The parallels between the mortgage market and the student loan industry have been frequently noted. Both involve big borrowing and have a history of lax underwriting by lenders. But the two are also strikingly similar in another way: When it comes to both mortgages and student debt, the servicers, or companies that handle loan payments, sometimes add roadblocks and give struggling borrowers the runaround.
That’s the main takeaway from two recent reports by the Consumer Financial Protection Bureau, the independent agency created by the financial reform law passed in 2010.
Servicers have misapplied payments, given borrowers bad advice, and reported incorrect information to credit bureaus, according to one of the reports. The findings were based on the agency’s recent tracking of student loan complaints, focusing on the companies who handle private student loans.
Borrowers facing hardship and looking for flexibility through refinancing or a more manageable repayment plan “struggled to get an answer from their lender or servicer,” wrote the agency’s Student Loan Ombudsman, Rohit Chopra. When they tried to postpone payments, they were sometimes charged a recurring fee to do so.

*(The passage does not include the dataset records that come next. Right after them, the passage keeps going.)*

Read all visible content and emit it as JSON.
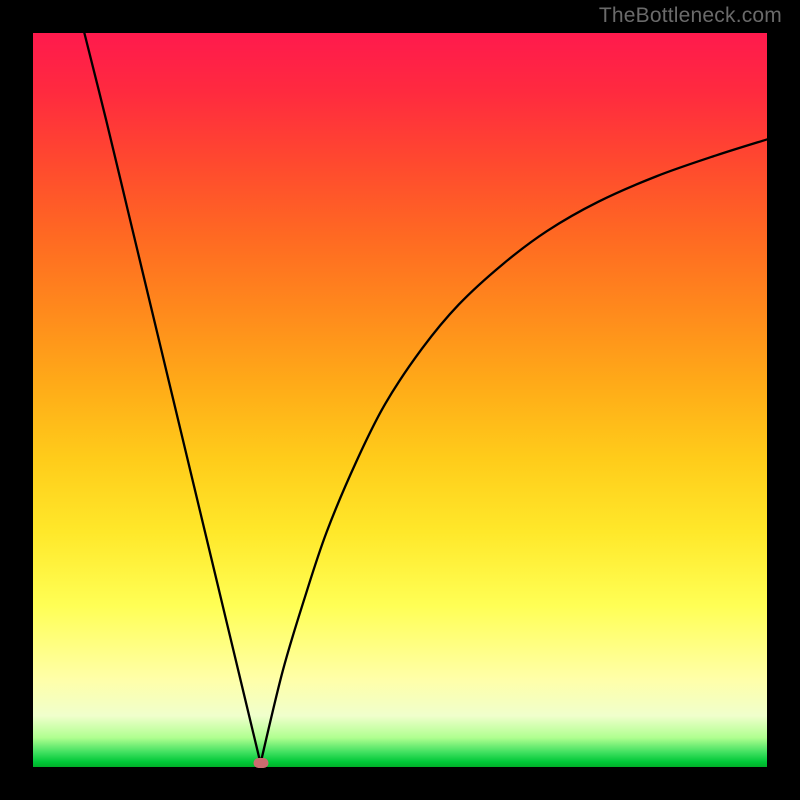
{
  "watermark": "TheBottleneck.com",
  "chart_data": {
    "type": "line",
    "title": "",
    "xlabel": "",
    "ylabel": "",
    "x_range": [
      0,
      100
    ],
    "y_range": [
      0,
      100
    ],
    "x_min_at": 31,
    "series": [
      {
        "name": "curve",
        "branch": "left",
        "x": [
          7,
          10,
          13,
          16,
          19,
          22,
          25,
          28,
          31
        ],
        "y": [
          100,
          88,
          75.5,
          63,
          50.5,
          38,
          25.5,
          13,
          0.5
        ]
      },
      {
        "name": "curve",
        "branch": "right",
        "x": [
          31,
          34,
          37,
          40,
          44,
          48,
          53,
          58,
          64,
          70,
          77,
          85,
          93,
          100
        ],
        "y": [
          0.5,
          13,
          23,
          32,
          41.5,
          49.5,
          57,
          63,
          68.5,
          73,
          77,
          80.5,
          83.3,
          85.5
        ]
      }
    ],
    "marker": {
      "x": 31,
      "y": 0.5,
      "color": "#cc6b70"
    },
    "gradient_stops": [
      {
        "pos": 0,
        "color": "#ff1a4d"
      },
      {
        "pos": 50,
        "color": "#ffab18"
      },
      {
        "pos": 78,
        "color": "#ffff55"
      },
      {
        "pos": 96,
        "color": "#b0ff90"
      },
      {
        "pos": 100,
        "color": "#00b028"
      }
    ]
  }
}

And even when servicers encouraged borrowers to make “good faith” partial payments in amounts they could afford, the payments sometimes still resulted in delinquency or default, according to the report.
As we’ve noted in our reporting, private loans often don’t have the same protections as federal loans: Death and disability discharges typically are not guaranteed or are decided on a case-by-case basis.
And when the loans are packaged and sold to investors, it’s even harder to know who has the authority to make decisions about repayment options, discharges, or other issues that arise: “Borrowers report that sometimes servicers cannot even answer who owns a loan,” noted an agency factsheet. Homeowners have faced similar trouble.
Sometimes, the parallels are exact. By law, members of the military are entitled to special protections, including lower interest rates on both mortgages and student loans. But thousands have been overcharged on their mortgages. And according to the government’s second report, service members have also had the same problem with student loans. The report, which focused exclusively on the loan debt of military borrowers, blamed the overcharging on servicing errors and demands for unnecessary documentation.
The report also noted that loan servicers at times “guided” members of the military into putting loans into deferment or forbearance — even though interest accrues during those periods, and there may be better options available.
Of the more than 2,000 consumer complaints received by the CFPB from March and September of this year, the two most complained-about servicers were Sallie Mae, representing 46 percent of complaints, and American Education Services, or PHEAA, with 12 percent.
Though the focus was on the servicing of private student loans, it’s worth noting that many of the companies servicing loans in the private market are the same contractors handling federal loans.
Perhaps unsurprisingly, borrowers of federal student loans have also faced some of the same challenges as those with private loans. For instance: Since last fall, the Department of Education has been transferring some borrowers to new servicers it’s contracted with to handle federal student loans — often resulting in confusion for borrowers, some of whom have even seen their repayment plans changed.